Fears of online trafficking
Women from the Arab Levantine, referring to Syria, Lebanon, Palestine, and Jordan, are often characterized as the most beautiful in the Arab world. So the idea of rescuing a “Levantine houriya [virgin]” has fired the imaginations of wealthy Arab men. Requests for such women from countries like Saudi Arabia and Egypt abound in Internet forums, classified ads, and matchmaking networks.
“Honestly I am looking for a Syrian woman with the following qualifications: she must know the path of Allah and the meaning of raising a family; she must be very beautiful, with white skin and smooth hair,” one Facebook post read, purportedly by a married Egyptian university professor.
Moreover, Saudi clerics have issued fatwas encouraging marriages with Syrian widows and girls, deeming the act a form of Islamic charity. The men fulfill a Muslim deed by rescuing girls from exploitation and shame, while also supporting the admirable Syrian revolution, the fatwas state. Saudi Arabia, a Sunni state, has armed and financed rebel forces fighting President Bashir Al-Assad, who belongs to a sect of the rival Shiite community.
Yet the phenomenon has also incited outrage in Arabic language press and social media sites, which say the practice treats vulnerable women as war booty.
Hammoudeh Makkawie, the Amman coordinator of “Refugees, Not Prisoners,” a campaign group for female Syrian refugees, criticizes the hypocrisy of wealthy Arab men driven by ‘white knight’ fantasies.

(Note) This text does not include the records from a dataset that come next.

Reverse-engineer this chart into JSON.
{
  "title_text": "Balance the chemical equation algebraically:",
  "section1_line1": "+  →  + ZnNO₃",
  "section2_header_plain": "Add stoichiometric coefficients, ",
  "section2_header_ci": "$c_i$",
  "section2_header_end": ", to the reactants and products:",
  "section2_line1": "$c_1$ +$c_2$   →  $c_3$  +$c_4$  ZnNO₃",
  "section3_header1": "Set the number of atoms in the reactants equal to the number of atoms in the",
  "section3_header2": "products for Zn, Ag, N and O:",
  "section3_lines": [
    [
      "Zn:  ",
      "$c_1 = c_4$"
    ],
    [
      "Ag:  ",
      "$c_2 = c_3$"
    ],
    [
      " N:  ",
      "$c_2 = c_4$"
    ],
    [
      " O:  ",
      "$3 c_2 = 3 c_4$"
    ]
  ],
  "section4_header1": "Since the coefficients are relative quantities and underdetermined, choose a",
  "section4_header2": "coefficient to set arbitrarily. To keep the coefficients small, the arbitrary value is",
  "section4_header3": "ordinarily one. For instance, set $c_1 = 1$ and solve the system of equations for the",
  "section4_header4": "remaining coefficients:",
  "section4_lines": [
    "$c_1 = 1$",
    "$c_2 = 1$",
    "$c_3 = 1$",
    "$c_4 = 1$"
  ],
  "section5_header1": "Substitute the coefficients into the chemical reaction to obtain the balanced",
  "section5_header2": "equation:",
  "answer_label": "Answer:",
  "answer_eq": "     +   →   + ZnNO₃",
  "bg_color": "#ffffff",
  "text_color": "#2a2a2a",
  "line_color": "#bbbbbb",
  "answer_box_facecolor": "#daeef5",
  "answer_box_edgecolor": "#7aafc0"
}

“In Arab countries there’s support only for weapons, violence, terrorism, there’s no support for women,” he says.
The campaign organizes workshops for displaced Syrian women in countries like Jordan, Lebanon, and Turkey, in hopes of raising awareness of the dangers of “protection marriages.” The activists also offer vocational training programs to help women earn money so that they can stave off unwanted suitors.
Nour, a teenager who also escaped from Homs, wishes she could have joined such a training program. When she fled two years ago with her family to a camp in Jordan near the Syrian border, her mother refused dozens of marriage requests from Jordanian and Gulf men, saying it was a matter of dignity.
Now married to a Syrian and four months pregnant, she regrets having not finished her medical studies. She prays that her two “very smart” younger sisters can stay in school and not succumb to offers of an early marriage.
When relatives from Syria call, she tells them to stay there. “In our country it’s easier, even though there is war,” she says.